In the 2nd lecture titled Landmarks in Early Indian Science, advances made by Indians in various fields, such as astronomy, mathematics, architecture and city planning were discussed. The Kerala School of Mathematics which had laid the foundations of calculus and also understood the heliocentric nature of the universe much before Copernicus was mentioned. The audience — student, faculty, even some residents from the ashram, was primarily from Kerala — yet most had not heard of this school! Savants like Aryabhatta, Brahmagupta, Mahavira, Bhaskaracharya, Madhava, Nilakantha were introduced.
“Michel, you may not have been born in India, but Mother India will nevertheless be grateful to you for being one of her best sons!” remarked Dr. Balakrishnan Shankar, Associate Dean, Amritapuri Campus. “By helping us learn about our own heritage, you will help us become better Indians.” Michel’s third lecture on India’s Ecological Traditions explored the traditions and belief system of ancient India that promoted respect for nature and helped nurture it. The final lecture titled India’s Gifts to the World touched on the myriad contributions made by India to world civilization.

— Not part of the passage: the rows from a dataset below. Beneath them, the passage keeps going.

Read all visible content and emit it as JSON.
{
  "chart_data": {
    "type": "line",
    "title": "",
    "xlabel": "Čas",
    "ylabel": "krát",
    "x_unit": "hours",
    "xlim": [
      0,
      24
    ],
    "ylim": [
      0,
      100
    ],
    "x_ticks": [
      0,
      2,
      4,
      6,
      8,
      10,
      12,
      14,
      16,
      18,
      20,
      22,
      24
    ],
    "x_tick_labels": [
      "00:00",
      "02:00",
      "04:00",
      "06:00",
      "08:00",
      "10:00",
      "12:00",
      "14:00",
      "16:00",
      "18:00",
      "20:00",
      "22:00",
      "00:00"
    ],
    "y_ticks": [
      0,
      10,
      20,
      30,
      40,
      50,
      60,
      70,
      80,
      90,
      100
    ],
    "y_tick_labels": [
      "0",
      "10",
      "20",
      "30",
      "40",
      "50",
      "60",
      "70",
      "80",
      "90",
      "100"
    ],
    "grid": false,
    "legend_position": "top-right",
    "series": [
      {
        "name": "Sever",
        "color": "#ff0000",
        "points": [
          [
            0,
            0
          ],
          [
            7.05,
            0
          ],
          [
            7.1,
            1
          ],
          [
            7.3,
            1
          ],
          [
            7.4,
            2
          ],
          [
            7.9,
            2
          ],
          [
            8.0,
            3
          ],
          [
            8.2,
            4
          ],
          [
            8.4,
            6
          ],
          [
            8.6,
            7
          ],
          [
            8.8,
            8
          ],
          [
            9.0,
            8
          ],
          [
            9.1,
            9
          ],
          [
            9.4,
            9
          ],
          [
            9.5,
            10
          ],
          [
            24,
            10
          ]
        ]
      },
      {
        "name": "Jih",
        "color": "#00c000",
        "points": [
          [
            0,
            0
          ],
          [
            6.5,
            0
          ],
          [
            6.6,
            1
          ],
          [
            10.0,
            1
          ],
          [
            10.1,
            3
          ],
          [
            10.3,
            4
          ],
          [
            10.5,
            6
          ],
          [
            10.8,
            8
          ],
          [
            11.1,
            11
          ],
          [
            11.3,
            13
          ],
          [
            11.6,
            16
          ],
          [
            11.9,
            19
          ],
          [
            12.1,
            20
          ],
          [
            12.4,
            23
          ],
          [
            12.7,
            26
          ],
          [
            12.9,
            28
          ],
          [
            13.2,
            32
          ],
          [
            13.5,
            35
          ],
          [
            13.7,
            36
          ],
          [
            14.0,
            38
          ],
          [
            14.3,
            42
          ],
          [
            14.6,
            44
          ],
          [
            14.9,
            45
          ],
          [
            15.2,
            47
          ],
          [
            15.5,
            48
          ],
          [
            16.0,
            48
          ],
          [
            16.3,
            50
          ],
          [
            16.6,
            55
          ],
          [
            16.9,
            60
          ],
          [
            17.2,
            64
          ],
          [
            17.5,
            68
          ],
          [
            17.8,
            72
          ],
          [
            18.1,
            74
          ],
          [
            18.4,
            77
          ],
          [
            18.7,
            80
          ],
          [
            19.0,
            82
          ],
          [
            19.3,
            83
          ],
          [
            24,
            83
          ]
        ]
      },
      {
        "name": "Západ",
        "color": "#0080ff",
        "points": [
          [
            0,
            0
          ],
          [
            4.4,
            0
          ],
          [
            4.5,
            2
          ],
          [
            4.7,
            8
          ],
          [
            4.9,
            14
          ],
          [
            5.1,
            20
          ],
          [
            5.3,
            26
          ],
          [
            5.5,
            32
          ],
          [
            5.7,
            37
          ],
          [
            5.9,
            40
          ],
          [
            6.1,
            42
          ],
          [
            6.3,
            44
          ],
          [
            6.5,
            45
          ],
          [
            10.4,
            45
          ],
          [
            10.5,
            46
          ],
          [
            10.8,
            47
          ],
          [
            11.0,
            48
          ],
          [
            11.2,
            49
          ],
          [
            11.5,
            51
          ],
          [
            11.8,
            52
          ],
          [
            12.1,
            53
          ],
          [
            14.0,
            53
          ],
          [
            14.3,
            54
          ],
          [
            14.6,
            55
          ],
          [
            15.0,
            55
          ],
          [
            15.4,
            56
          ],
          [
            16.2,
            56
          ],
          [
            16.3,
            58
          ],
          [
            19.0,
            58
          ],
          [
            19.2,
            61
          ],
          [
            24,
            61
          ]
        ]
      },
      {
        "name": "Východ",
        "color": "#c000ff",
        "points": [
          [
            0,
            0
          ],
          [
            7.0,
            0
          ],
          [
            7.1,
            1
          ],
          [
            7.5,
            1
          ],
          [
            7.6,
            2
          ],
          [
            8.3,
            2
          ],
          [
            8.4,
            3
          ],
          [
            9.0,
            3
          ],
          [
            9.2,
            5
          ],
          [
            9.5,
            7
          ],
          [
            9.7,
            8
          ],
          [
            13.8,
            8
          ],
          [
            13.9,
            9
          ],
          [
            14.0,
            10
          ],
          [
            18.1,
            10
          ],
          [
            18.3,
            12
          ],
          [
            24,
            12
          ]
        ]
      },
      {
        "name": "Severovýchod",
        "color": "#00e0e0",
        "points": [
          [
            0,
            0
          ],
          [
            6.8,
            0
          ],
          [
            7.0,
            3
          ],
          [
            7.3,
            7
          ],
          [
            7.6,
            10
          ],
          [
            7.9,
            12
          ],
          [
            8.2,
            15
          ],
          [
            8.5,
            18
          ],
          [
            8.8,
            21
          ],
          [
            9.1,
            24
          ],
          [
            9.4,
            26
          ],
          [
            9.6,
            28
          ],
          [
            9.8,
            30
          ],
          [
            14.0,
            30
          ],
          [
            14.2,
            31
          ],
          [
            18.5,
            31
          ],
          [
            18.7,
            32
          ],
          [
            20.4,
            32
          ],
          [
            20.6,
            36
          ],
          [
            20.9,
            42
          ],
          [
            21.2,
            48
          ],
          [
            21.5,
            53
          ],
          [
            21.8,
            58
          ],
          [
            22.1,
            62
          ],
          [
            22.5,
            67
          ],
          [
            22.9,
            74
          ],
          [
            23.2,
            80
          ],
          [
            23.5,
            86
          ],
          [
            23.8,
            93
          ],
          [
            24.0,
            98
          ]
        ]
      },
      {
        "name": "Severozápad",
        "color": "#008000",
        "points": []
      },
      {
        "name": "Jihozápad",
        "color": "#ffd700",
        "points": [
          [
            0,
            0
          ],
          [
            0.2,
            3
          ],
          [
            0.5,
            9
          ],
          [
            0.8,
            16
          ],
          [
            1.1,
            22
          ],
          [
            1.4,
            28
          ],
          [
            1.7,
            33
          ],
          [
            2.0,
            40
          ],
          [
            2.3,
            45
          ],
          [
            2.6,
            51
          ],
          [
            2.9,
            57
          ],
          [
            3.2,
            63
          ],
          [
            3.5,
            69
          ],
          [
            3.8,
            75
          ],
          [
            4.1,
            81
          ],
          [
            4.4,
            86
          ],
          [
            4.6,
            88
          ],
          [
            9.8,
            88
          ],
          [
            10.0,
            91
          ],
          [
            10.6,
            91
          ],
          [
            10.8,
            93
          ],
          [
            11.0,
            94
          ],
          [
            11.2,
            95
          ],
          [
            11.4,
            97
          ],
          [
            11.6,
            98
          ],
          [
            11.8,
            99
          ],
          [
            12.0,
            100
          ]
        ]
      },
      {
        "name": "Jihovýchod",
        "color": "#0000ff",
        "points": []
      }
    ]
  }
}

“Much of India’s mathematics and astronomy, including numerals and the decimal place-value system, reached Europe through the Arabs. There is clear evidence showing that Indian astronomers helped set up observatories in Baghdad and Damascus in 803 CE. It was India’s knowledge of astronomy and geography that helped the Arabs progress in navigation and maritime trade. The complex system of Ayurvedic medicine is another gift of India to the world. In modern times from science (Bose demonstrated wireless transmission before Marconi) to the widespread practice of yoga and meditation, India has contribute immensely to world culture.” Michel explained.
Michel stressed the peaceful nature of ancient Indian society. He quoted his spiritual teacher, Sri Aurobindo. “At no time does India seem to have been moved towards an aggressive military and political expansion beyond her own borders, no epic of world dominion, no great tale of far-borne invasions or expanding colonial empires has ever been written in the tale of Indian achievements. The sole great endeavour of expansion, of conquest, of invasion she attempted was the expansion of her culture, the invasion and conquest of the eastern world by the idea and the penetration of her spirituality, art and thought-forces. This was an invasion of peace, not of war.”
The lectures were followed by lively and frank question and answer sessions. In response to a question from a student, Michel pointed out that in India the history of science is not taught at the university level. In the West, history is a standard subject for higher studies. This could be the reason for the Eurocentric orientation of history of science in textbooks. “What is expected from us now after hearing your lectures, Sir?” asked another student. “You should carefully and scientifically study the past. By exploring your land, roots and culture, you will find the perennial culture of India. And as Voltaire said, India needs no other country, but the whole world needs India.”